My rage in this regard is shared by British actress Jameela Jamil, who I had enjoyed watching in the comedy The Good Place on Netflix. Yes, Jameela is attractive – show me a young woman on TV today who isn’t – but because she is of Indian and Pakistani descent, it’s not in the traditional glossy magazine/advertising blonde Mattel-worthy way. But this beauty also has something to say, and that is that even she has been victim to the belief she is not beautiful enough. And she is angry that this is the case.

Starting her career as a UK morning TV presenter, Jameela admitted in early interviews that she suffered an eating disorder as a teenager because she was inundated with magazine images that made her feel fat and unworthy. After overcoming her body issues, she found herself being body shamed again after gaining almost 30 kilos after taking steroids to help her asthma. Realising that there weren’t clothes to fit her at that size, instead of resorting dangerous diets and self-flagellation, she launched a clothing line that would with sizes that would, ranging from a 10 to 32.

She then created @i_weigh on Instagram, “a movement for us to feel valuable and see how amazing we are, and look beyond the flesh on our bones” which now has some 250,000 untouched-up followers. More recently, she took on celebrities Cardi B, Iggy Azalea and Khloe Kardashian for advertising “detox teas” supposed to aid weight loss, writing in response: “GOD I hope all these celebrities all shit their pants in public, the way the poor women who buy this nonsense upon their recommendation do.” (These teas are known for their aggressive laxative properties.)

Then, this week, Jameela wrote a piece for the BBC which had me believing this young woman is one of the most refreshing voices in feminism today. Calling for airbrushed photos to be banned and describing them as a “crime against humanity”, Jameela asked how digitally altered images that actually lie to the consumer and sell a fantasy that perfection is indeed possible, are “ethical or even legal?”.

“Filters and digital editing have almost certainly contributed to the fact so many of the women I know have turned to needles, knives and extreme diets to try to match their online avatar,” she writes. “When photo editors try to lighten my skin and change my ethnicity, it's bad for the girls who are looking at the picture. But it's also bad for my mental health. It's a message from the editor to me that I am not good enough as I am.”

Citing UK studies that echo Australian research showing a majority of teenage girls today don’t think they are pretty enough (one study showed 93 per cent think they're judged on their appearance more than their ability), Jameela urges women to spurn their social media filters and delete photo editing apps.

“We need to see spots. We need to see wrinkles. We need to see cellulite and stretch marks. If not, we will become almost allergic to the sight of them, even though we all have these things on our own bodies,” she writes.

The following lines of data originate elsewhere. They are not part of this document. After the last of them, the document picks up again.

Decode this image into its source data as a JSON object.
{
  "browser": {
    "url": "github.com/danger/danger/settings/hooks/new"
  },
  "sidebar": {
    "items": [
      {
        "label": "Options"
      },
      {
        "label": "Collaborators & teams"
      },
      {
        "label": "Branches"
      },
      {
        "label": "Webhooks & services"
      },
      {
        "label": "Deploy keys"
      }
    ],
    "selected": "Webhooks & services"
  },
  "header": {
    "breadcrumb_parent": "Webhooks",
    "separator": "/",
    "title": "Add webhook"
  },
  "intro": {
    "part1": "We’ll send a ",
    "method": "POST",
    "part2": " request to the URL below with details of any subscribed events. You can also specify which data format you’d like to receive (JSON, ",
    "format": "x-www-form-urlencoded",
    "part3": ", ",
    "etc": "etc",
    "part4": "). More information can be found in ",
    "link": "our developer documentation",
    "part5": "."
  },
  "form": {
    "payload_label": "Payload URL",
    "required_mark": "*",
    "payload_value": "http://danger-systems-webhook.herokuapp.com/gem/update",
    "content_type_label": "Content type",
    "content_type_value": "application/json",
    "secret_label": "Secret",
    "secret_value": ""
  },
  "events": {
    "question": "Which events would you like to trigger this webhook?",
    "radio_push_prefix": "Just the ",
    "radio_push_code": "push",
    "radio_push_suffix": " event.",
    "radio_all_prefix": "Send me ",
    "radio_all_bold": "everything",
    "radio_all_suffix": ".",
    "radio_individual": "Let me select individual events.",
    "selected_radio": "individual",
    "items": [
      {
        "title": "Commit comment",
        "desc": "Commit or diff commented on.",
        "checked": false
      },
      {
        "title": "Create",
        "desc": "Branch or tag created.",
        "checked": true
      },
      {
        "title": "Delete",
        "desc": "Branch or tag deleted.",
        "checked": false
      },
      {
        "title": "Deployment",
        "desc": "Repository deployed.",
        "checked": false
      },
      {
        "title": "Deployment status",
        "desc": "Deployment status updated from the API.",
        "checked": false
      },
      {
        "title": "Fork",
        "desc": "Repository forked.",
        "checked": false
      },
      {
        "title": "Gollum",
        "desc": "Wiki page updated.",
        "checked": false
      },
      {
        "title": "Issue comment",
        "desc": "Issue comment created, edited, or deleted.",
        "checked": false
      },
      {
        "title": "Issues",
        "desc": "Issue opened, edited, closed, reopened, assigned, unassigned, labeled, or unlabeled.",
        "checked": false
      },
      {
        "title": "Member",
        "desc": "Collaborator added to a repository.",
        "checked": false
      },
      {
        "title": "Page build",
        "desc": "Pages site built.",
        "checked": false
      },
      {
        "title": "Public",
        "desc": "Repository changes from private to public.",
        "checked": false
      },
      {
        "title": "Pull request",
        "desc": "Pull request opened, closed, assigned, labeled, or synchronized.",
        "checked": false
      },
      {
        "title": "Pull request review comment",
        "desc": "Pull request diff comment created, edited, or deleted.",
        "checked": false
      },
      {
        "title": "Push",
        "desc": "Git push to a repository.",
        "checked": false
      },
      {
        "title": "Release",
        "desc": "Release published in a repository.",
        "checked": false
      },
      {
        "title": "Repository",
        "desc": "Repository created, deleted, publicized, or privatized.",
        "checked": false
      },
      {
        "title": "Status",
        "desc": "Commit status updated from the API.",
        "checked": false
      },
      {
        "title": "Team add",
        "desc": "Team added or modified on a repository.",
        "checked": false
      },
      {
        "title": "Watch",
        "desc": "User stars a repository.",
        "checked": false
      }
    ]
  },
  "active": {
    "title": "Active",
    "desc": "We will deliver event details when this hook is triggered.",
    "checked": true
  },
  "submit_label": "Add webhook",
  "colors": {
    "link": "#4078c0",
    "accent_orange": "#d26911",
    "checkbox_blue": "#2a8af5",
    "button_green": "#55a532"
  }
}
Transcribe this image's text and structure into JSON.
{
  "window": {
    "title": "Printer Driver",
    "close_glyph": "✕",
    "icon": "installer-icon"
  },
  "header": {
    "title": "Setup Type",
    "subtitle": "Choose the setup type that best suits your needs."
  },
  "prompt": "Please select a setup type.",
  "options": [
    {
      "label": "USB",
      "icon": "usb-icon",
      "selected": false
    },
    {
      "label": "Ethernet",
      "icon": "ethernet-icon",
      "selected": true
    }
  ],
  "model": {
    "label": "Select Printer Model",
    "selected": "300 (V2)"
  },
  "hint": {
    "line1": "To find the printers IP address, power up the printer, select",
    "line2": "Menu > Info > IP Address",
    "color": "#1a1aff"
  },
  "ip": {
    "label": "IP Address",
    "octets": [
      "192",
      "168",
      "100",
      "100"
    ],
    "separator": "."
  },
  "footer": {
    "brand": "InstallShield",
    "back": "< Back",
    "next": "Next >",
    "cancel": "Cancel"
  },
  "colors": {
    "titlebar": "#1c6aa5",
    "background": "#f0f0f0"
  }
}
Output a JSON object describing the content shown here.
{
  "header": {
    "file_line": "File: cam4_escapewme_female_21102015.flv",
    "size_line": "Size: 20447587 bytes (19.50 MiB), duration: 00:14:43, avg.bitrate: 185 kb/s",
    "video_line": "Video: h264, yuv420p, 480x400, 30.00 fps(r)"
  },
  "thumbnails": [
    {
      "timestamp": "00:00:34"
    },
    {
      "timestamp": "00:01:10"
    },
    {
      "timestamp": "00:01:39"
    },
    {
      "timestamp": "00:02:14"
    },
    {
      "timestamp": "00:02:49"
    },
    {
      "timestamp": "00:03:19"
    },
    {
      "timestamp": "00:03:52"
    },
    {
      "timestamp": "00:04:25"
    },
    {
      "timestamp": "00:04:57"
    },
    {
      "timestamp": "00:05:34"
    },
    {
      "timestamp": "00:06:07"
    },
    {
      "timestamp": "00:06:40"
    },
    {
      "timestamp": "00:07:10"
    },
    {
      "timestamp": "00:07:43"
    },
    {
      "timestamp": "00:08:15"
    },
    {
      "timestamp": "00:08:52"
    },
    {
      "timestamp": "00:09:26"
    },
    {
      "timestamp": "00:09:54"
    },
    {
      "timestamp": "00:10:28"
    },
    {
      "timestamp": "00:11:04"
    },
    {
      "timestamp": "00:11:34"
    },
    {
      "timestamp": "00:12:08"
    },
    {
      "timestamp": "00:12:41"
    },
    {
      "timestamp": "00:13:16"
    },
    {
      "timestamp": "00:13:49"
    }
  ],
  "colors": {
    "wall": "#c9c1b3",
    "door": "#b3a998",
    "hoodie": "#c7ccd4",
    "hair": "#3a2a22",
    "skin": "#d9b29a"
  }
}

“Don't give your money to any institution that sells you the lie of 'perfection'. They are trying to break you, so you will hate yourself and go out and buy something you don't need, in order to fix something that was never broken in the first place.”

But it seems Jameela's detractors feel that, because she is beautiful, she can’t speak on behalf of those who aren’t. Which in my mind is yet another filter being placed on a woman’s acceptability according to her appearance. And it takes only a glance at Mia’s thin, pale, line-free face to know we already have way too many of those.

Wendy Squires is a regular columnist.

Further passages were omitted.